L’accord UE/Mercosur a du plomb dans l’aile
L’Union Européenne et le Mercosur avaient conclu, le 28 juin 2019, un accord commercial prévoyant la suppression de 91% des taxes à l‘importation ce qui devait favoriser de façon très conséquente les échanges commerciaux entre les deux régions. Mais un an plus tard, rien ne semble plus aller…
«Nous, les ministres de l’Agriculture (des 27) sommes très très sceptiques [sur la ratification de l’accord]. Et je peux véritablement parler pour pratiquement chacun des ministres présents ici», a indiqué la ministre allemande, Julia Klöckner, peu avant l’ouverture d’une réunion informelle des ministres de l’Agriculture et de la pêche des États membres de l’UE, le 1er septembre à Coblence (Allemagne).

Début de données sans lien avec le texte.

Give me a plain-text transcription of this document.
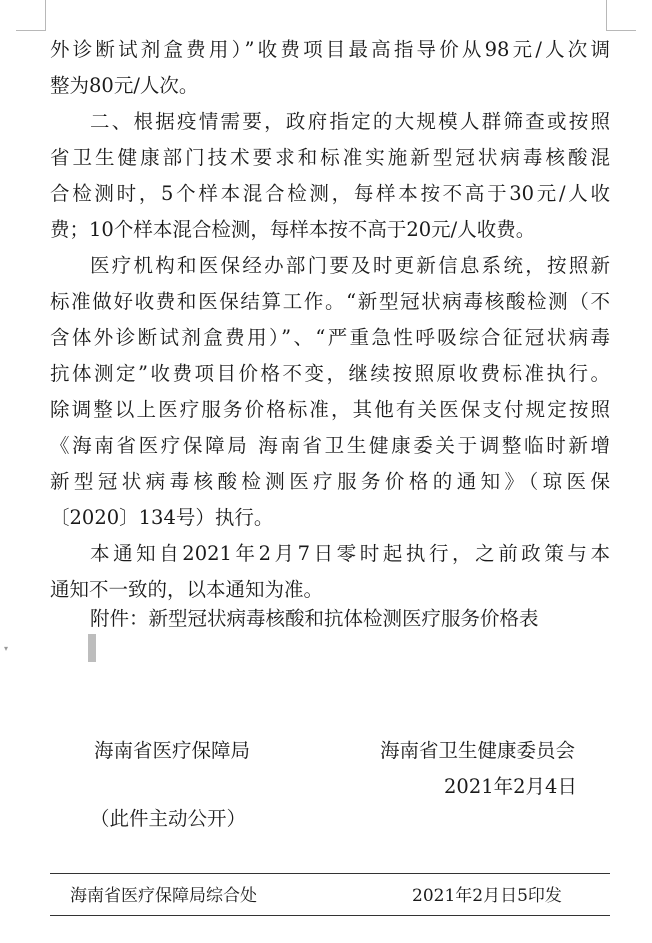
外诊断试剂盒费用）”收费项目最高指导价从98元/人次调
整为80元/人次。
二、根据疫情需要，政府指定的大规模人群筛查或按照
省卫生健康部门技术要求和标准实施新型冠状病毒核酸混
合检测时，5个样本混合检测，每样本按不高于30元/人收
费；10个样本混合检测，每样本按不高于20元/人收费。
医疗机构和医保经办部门要及时更新信息系统，按照新
标准做好收费和医保结算工作。“新型冠状病毒核酸检测（不
含体外诊断试剂盒费用）”、“严重急性呼吸综合征冠状病毒
抗体测定”收费项目价格不变，继续按照原收费标准执行。
除调整以上医疗服务价格标准，其他有关医保支付规定按照
《海南省医疗保障局 海南省卫生健康委关于调整临时新增
新型冠状病毒核酸检测医疗服务价格的通知》（琼医保
〔2020〕134号）执行。
本通知自2021年2月7日零时起执行，之前政策与本
通知不一致的，以本通知为准。
附件：新型冠状病毒核酸和抗体检测医疗服务价格表
▾
海南省医疗保障局	海南省卫生健康委员会
2021年2月4日
（此件主动公开）
海南省医疗保障局综合处	2021年2月日5印发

La cause de ce pessimisme ? La politique de déforestation qui est encouragée et pratiquée de manière massive par le gouvernement brésilien. En effet, selon l’Institut national de recherche spatiale (INPE) brésilien, organisme public chargé de mesurer la déforestation en Amazonie, celle-ci s’est accélérée de 25% au premier semestre 2020. Pas moins de 3.069 km ont été entièrement déboisés, dont 1.034 km dans le seul mois de juin. Pour les défenseurs de l’environnement, l’année 2020 pourrait être la plus dévastatrice pour la forêt amazonienne, «pire que l’année 2019.» Ces chiffres soulèvent des questions sur l’engagement du chef de l’État, Jair Bolsonaro, à protéger l’Amazonie, dont plus de 60% se trouvent en territoire brésilien.
La déforestation brésilienne à l’index
«Nous voyons au Brésil que la forêt est brûlée pour laisser place à des terres agricoles aussi rapidement que possible» et dont les cultures «sont alors vendues sur nos marchés […] où nos agriculteurs sont incapables de rivaliser. […] C’est une distorsion de la concurrence», a insisté Julia Klöckner. Une telle politique semble en tout cas incompatible avec les orientations récemment prises par l’Union européenne, qui a mis en place, pour son Green deal, les stratégies “Biodiversité 2030” et “de la ferme à la fourchette”.
Déjà le 21 août, la chancelière allemande Angela Merkel avait émis de «sérieux doutes sur l’accord commercial», mettant à l’index la politique de Jair Bolsonaro avec sa «déforestation continue». Peu de temps auparavant, les parlements belge et néerlandais avaient rejeté l’accord de l’Union européenne avec le Mercosur.
Intérêts écologiques
Cet accord prévoit qu’à terme, 91% des taxes à l’importation imposées par le Mercosur aux pays européens seront supprimées, notamment pour les fromages et produits laitiers de l’Union européenne. Le Mercosur s’engage aussi à protéger 357 indications géographiques européennes, comme le jambon de Parme ou le champagne.
En contrepartie, l’Europe ouvre un quota de 99.000 tonnes de bœuf par an avec un taux préférentiel à 7,5% de taxes, un quota supplémentaire de 180.000 tonnes pour le sucre et un autre de 100.000 tonnes pour les volailles. De plus, l’UE éliminera 92% de ces taxes pour les produits en provenance de pays du Mercosur. Cela concerne notamment le vin (27%), le chocolat (20%), les spiritueux (20 à 35%), les biscuits (16 à 18%), les pêches en conserve (55%), les boissons gazeuses (20 à 35%) et les olives. Concernant les produits agricoles, plusieurs taxes du Mercosur seront éliminées.
En l’état, cet accord représenterait une économie de plus de 4 milliards d’euros par an pour l’Union européenne. L’Allemagne, qui préside le Conseil des ministres européen durant le second semestre 2020, avait beaucoup à gagner dans cet accord. En effet, ce projet est très favorable à son industrie automobile. Elle semble aujourd’hui vouloir faire machine arrière. Au nom des intérêts écologiques.